IV. Application of Column Chromatography in Recombinant Protein Purification

The principle of column chromatography is to load the sample stationary phase into the chromatographic column, the stationary phase in the sample column is different and the adsorption capacity between the components and the sample stationary phase is different when using various solvents for selective elution of the components left on the adsorbed column, the separation adsorption and resolution of adsorption will occur automatically, and the components which have a relatively weaker adsorption bonding capacity with the sample stationary phase will be adsorbed and eluted out of the sample column first, while the components which have a relatively stronger separation and adsorption capacity will be separated and eluted out of the column in the latter phase. The components with relatively weaker adsorption binding ability with the sample stationary phase will be adsorbed and eluted out of the sample column first, while the components with relatively stronger separation and adsorption ability will be separated and eluted out of the column in the latter phase. In this way, the purpose of combining sample separation and purification is finally achieved.
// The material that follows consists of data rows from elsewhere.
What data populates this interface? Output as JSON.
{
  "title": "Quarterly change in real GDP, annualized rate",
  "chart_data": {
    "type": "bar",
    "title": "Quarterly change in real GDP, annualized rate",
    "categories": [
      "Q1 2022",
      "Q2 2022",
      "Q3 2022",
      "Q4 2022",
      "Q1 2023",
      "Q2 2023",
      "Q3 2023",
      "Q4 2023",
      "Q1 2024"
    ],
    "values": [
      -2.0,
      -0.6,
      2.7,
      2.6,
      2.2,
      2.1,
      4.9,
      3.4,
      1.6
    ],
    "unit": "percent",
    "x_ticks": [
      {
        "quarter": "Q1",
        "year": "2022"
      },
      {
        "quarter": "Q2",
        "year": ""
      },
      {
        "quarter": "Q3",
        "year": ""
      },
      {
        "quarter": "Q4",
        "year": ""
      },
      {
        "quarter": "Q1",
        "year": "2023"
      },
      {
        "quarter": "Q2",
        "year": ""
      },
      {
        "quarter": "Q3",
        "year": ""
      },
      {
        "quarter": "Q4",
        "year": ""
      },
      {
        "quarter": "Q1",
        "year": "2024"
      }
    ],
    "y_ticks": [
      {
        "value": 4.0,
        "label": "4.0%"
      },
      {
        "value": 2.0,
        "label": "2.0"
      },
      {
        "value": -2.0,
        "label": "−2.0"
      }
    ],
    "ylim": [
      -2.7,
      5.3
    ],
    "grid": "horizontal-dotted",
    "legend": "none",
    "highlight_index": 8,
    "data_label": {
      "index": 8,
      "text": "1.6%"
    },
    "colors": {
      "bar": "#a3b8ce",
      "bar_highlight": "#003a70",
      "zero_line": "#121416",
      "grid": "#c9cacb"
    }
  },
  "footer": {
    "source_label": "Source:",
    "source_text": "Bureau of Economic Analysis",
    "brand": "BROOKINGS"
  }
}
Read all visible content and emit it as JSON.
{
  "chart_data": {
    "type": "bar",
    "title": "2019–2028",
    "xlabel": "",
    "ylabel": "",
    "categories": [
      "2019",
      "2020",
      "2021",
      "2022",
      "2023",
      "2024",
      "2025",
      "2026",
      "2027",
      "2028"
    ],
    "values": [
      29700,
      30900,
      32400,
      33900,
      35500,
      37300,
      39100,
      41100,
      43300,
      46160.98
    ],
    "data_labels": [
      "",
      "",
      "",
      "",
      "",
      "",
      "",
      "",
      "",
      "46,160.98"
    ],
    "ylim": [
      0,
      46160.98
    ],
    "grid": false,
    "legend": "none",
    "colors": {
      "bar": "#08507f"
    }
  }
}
Comparison of the types of chromatography used for protein separation and purification:

V. Application of Protein PurificationTechnology

1. Application to separation, purification and concentration of chemical substances;

2. Purification, recycling and utilization of useful substances in the production of recycled wastewater;

3. Concentration and purification of marine biological extracts;

4. Concentration and purification of amino acids/proteins;

5.Recycling of products in the production of ultrafine powders.

KMD has been committed to the expression and purification of recombinant proteins for many years, and can propose diversified protein purification solutions according to the different needs of customers. Affinity purification, ion exchange, molecular sieve, etc. are designed according to protein properties. Provide customized protein purification services.